No dia seguinte, nas manchetes:
“AMOR? OU CÁLCULO? – O casamento improvável entre um estudante de Direito e a viúva de Buda”
A tranquilidade da vila em Buda era desconcertante. Os cafés da manhã chegavam em bandejas de prata, e até a geleia parecia ter um tom dourado.
– Quer café, Dani? – perguntou Erzsébet.
– Uma cubo de açúcar está bom…
– Aqui você recebe tudo em dobro – riu ela –, menos as regras. Essas, eu dou em triplo!
Szabó Gábor, o distante sobrinho, entrou um dia, como se tivesse perdido o último pedaço de bolo.
– Isso é ridículo! Esse garoto está só se aproveitando de você!
Dániel tentou se manter calmo.
– Eu não quero nada. Só quero que ela seja feliz.
Erzsébet então puxou uma pasta de documentos.
– Aqui está meu testamento: a fortuna vai para uma fundação. Dani não herda nada.
O rosto de Gábor caiu, como uma cortina de teatro após a última cena.
O estado de saúde de Erzsébet foi piorando aos poucos. Uma noite, quando toda a família estava reunida, ela entregou uma carta a Dániel.
– Abra só se sentir perdido.
Erzsébet faleceu algumas semanas depois – silenciosamente, como se apenas tivesse ido para outro quarto.
Após o funeral, Dániel abriu a carta.
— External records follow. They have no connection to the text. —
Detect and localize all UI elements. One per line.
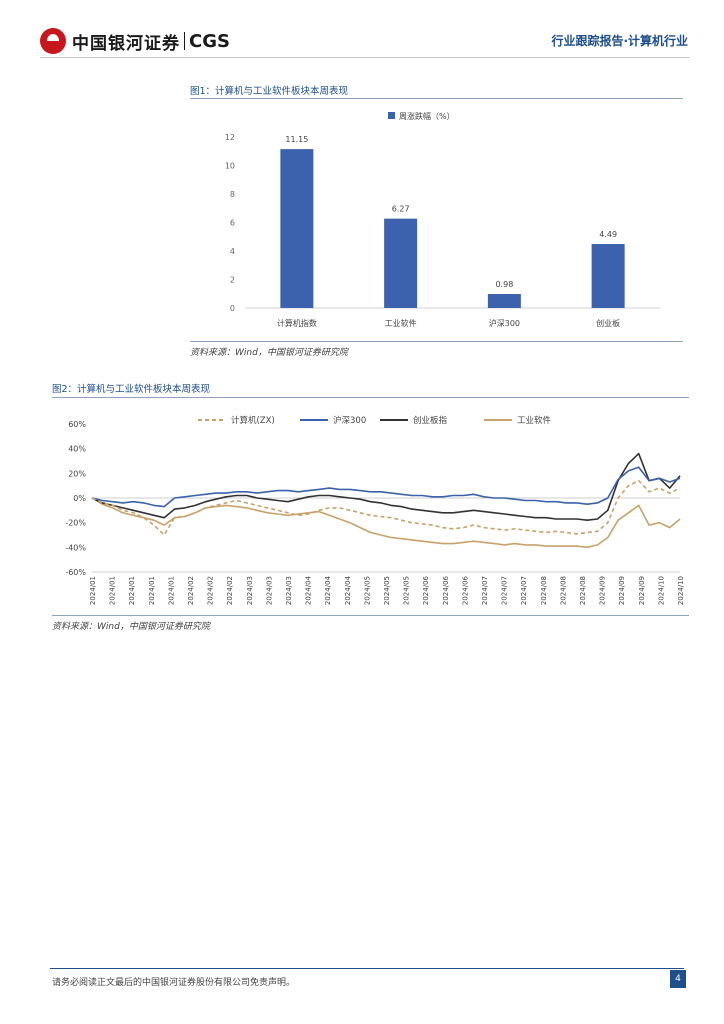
x-tick-label: 2024/05 [403,576,411,605]
bar [591,244,625,308]
x-tick-label: 计算机指数 [277,318,317,328]
legend-label: 计算机(ZX) [231,415,275,426]
legend-swatch [388,112,395,119]
series-line [91,452,681,521]
x-tick-label: 2024/02 [187,576,195,605]
x-tick-label: 2024/03 [246,576,254,605]
x-tick-label: 2024/01 [89,576,97,605]
x-tick-label: 2024/09 [638,576,646,605]
figure1-top-rule [190,98,683,99]
figure2-top-rule [52,397,689,398]
page-header: 中国银河证券 CGS 行业跟踪报告·计算机行业 [0,0,724,70]
logo-chinese-name: 中国银河证券 [72,33,180,54]
logo-divider [184,32,185,50]
figure2-title: 图2：计算机与工业软件板块本周表现 [52,384,211,395]
x-tick-label: 2024/04 [324,575,332,605]
bar [280,149,314,308]
data-label: 11.15 [285,135,308,144]
x-tick-label: 2024/04 [344,575,352,605]
y-tick-label: -60% [65,568,86,577]
x-tick-label: 2024/03 [265,576,273,605]
figure1-title: 图1：计算机与工业软件板块本周表现 [190,86,349,97]
report-type-label: 行业跟踪报告·计算机行业 [551,34,688,48]
x-tick-label: 2024/05 [363,576,371,605]
legend-label: 创业板指 [413,415,448,426]
bar [487,294,521,308]
x-tick-label: 2024/10 [677,576,685,605]
x-tick-label: 2024/01 [148,576,156,605]
x-tick-label: 2024/09 [618,576,626,605]
logo-english-name: CGS [189,30,230,52]
x-tick-label: 2024/08 [579,576,587,605]
x-tick-label: 2024/05 [383,576,391,605]
figure2-line-chart: 计算机(ZX) 沪深300 创业板指 工业软件 -60% -40% -20% 0% 20% 40%… [65,415,685,605]
y-tick-label: 0% [73,494,86,503]
series-line [91,497,681,549]
x-tick-label: 2024/09 [599,576,607,605]
y-tick-label: 40% [68,445,86,454]
y-tick-label: 12 [225,133,235,142]
y-tick-label: -20% [65,519,86,528]
legend-label: 沪深300 [333,415,366,426]
y-tick-label: -40% [65,543,86,552]
figure1-bottom-rule [190,341,683,342]
series-line [91,479,681,536]
page-number: 4 [670,970,686,988]
footer-divider [50,968,684,969]
x-tick-label: 2024/07 [501,576,509,605]
x-tick-label: 工业软件 [385,318,417,328]
x-tick-label: 2024/08 [540,576,548,605]
y-tick-label: 10 [225,162,235,171]
footer-disclaimer: 请务必阅读正文最后的中国银河证券股份有限公司免责声明。 [52,978,296,988]
y-tick-label: 6 [230,219,235,228]
y-tick-label: 2 [230,276,235,285]
y-tick-label: 4 [230,247,235,256]
x-tick-label: 2024/06 [442,575,450,605]
x-tick-label: 2024/01 [128,576,136,605]
header-divider [40,57,690,58]
figure2-source: 资料来源：Wind，中国银河证券研究院 [52,622,210,632]
x-tick-label: 2024/03 [285,576,293,605]
legend-label: 工业软件 [517,415,552,426]
y-tick-label: 8 [230,190,235,199]
x-tick-label: 2024/08 [559,576,567,605]
x-tick-label: 2024/01 [109,576,117,605]
y-tick-label: 20% [68,469,86,478]
x-tick-label: 2024/02 [207,576,215,605]
figure1-source: 资料来源：Wind，中国银河证券研究院 [190,348,348,358]
x-tick-label: 2024/02 [226,576,234,605]
figure1-bar-chart: 周涨跌幅（%） 0 2 4 6 8 10 12 11.15 计算机指数 6.27 工业软件 0.98 沪深… [225,111,660,328]
x-tick-label: 2024/06 [422,575,430,605]
y-tick-label: 60% [68,420,86,429]
legend-label: 周涨跌幅（%） [399,111,455,121]
data-label: 6.27 [392,205,410,214]
x-tick-label: 2024/01 [167,576,175,605]
bar [384,218,418,308]
x-tick-label: 2024/06 [461,575,469,605]
figure2-bottom-rule [52,615,689,616]
data-label: 4.49 [599,230,617,239]
series-line [91,466,681,508]
x-tick-label: 沪深300 [489,318,520,328]
data-label: 0.98 [495,280,513,289]
x-tick-label: 2024/04 [305,575,313,605]
y-tick-label: 0 [230,304,235,313]
x-tick-label: 2024/07 [481,576,489,605]
brand-logo: 中国银河证券 CGS [40,28,230,54]
x-tick-label: 创业板 [596,318,620,328]
x-tick-label: 2024/07 [520,576,528,605]
x-tick-label: 2024/10 [657,576,665,605]
cgs-logo-icon [40,28,66,54]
Dentro estava uma carta e uma chave antiga.
“Querido Dani,
Se você está lendo isso, já não estou mais aqui. Mas deixei algo para você que talvez seja mais valioso que qualquer conta bancária: esperança.
A chave abre a porta de uma pequena casa nas montanhas Mátra. Comece lá uma nova vida. Onde não é o dinheiro que manda, mas o coração.
– Erzsébet”
Dániel fechou a chave nas palmas das mãos, com os olhos cheios de lágrimas.
Isso não era uma herança – era um passaporte para uma vida mais pura. Um lugar onde poderiam reescrever seus destinos. Três. Juntos.